The marked reduction in prevalence of extremely disrupted PTSD-like behavioral responses to PSS exposure raises the possibility that, like the β-blockers mentioned above, SSRI's may attenuate the more severe clinical sequelae of stress exposure when administered soon after exposure. Such effects might be mediated by qualities such as the following:

  1. 1)

    Nonspecific effects on other neuroactive monoamines: although the SSRI antidepressants are believed to act mainly by selectively binding to the 5-HT transporter to block reuptake of 5-HT from the synapse into the presynaptic nerve terminal, thereby increasing synaptic serotonin concentrations, some of the SSRIs also exhibit other neuropharmacologic effects, such as partial norepinephrine reuptake inhibition (paroxetine) (Cryan et al, 2004; Owens et al, 2000), partial dopamine reuptake inhibition (sertraline) (Cryan et al, 2004) and reduced activity of CRF neurons (Nemeroff et al, 2006; Nemeroff and Owens, 2004). The SSRI paroxetine was found to reverse CRF alterations induced by stress associated with early maternal separation in primates (Nemeroff and Owens, 2004).

  2. 2)

    Neuroprotective effects: In addition to modulating synaptic function in the adult brain, and regulating neurite outgrowth, synaptogenesis and cell survival (Mattson et al, 2004), 5-HT controls important functions in hippocampal neurogenesis (Santarelli et al, 2003).
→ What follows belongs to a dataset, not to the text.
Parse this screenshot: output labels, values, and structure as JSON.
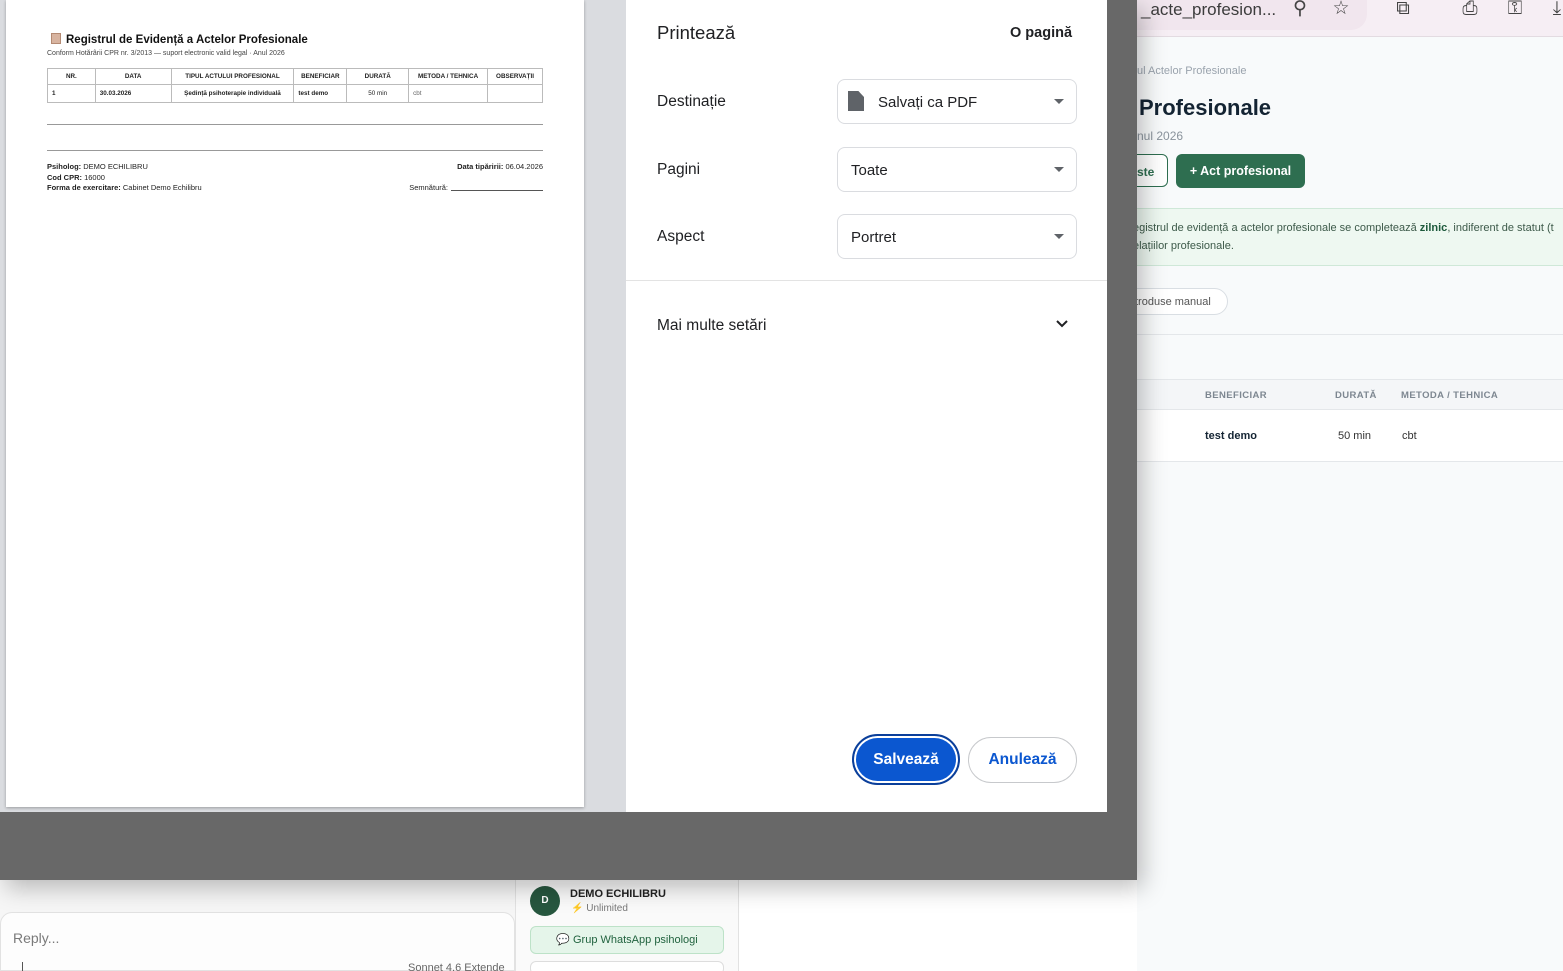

Serotonin can also promote the survival of neurons in the adult brain, as demonstrated by the abilities of a 5-HT receptor agonist and an SSRI to protect neurons against excitotoxicity and ischemic injury in animal models (Semkova et al, 1998).

  3. 3)

    Neurotrophic factors: increases in neurotrophic factors, particularly brain-derived neurotrophic factor (BDNF), have been proposed to be critical for the action of antidepressants in the hippocampus (Duman, 1998; Duman et al, 1997; Duman et al, 2000; Manji and Duman, 2001). BDNF, is a survival-promoting molecule, known to modulate synaptic plasticity and neurotransmitter release across multiple neurotransmitter systems, and is involved in intracellular signal-transduction pathways (Hyman et al, 1991; Maisonpierre et al, 1991). It influences the growth and plasticity of serotonergic neurons via the activation of trkB receptor. Stress results in a downregulation of BDNF mRNA in the hippocampus, an effect which may be partially related to glucocorticoid release (Smith et al, 1995), an effect blocked by SSRI treatment (Duman et al, 1997; Nibuya et al, 1995). Interestingly, endogenous BDNF is integral to the memory consolidation process (Lee et al, 2004) through dual effects on postsynaptic gene expression and local protein synthesis (Bramham and Messaoudi, 2005). Lower levels of BDNF after stress exposure may impair the consolidation process, attenuating the anomalous traumatic memory consolidation process thought to occur in PTSD patients.

Extensive long-term studies are needed to directly assess the relevance of any of these hypothetical mechanisms to the behavioral changes seen in this preliminary study. The present study paves the way for more extensive studies of these drugs as agents of secondary prevention in the acute postexposure phase. Longer-term follow-up studies are needed to assess the effect of brief treatment regimens vs long-term administration on chronic symptom/behavior patterns.

Conclusions

Brief immediate postexposure administration of an FDA-approved drug treatment for PTSD—sertraline—reduced the prevalence rates of individuals displaying extremely disrupted behaviors. These finding suggest that SSRIs drugs represent potential agents for secondary intervention in the acute aftermath of traumatic stress exposure and are thus worthy of further investigation.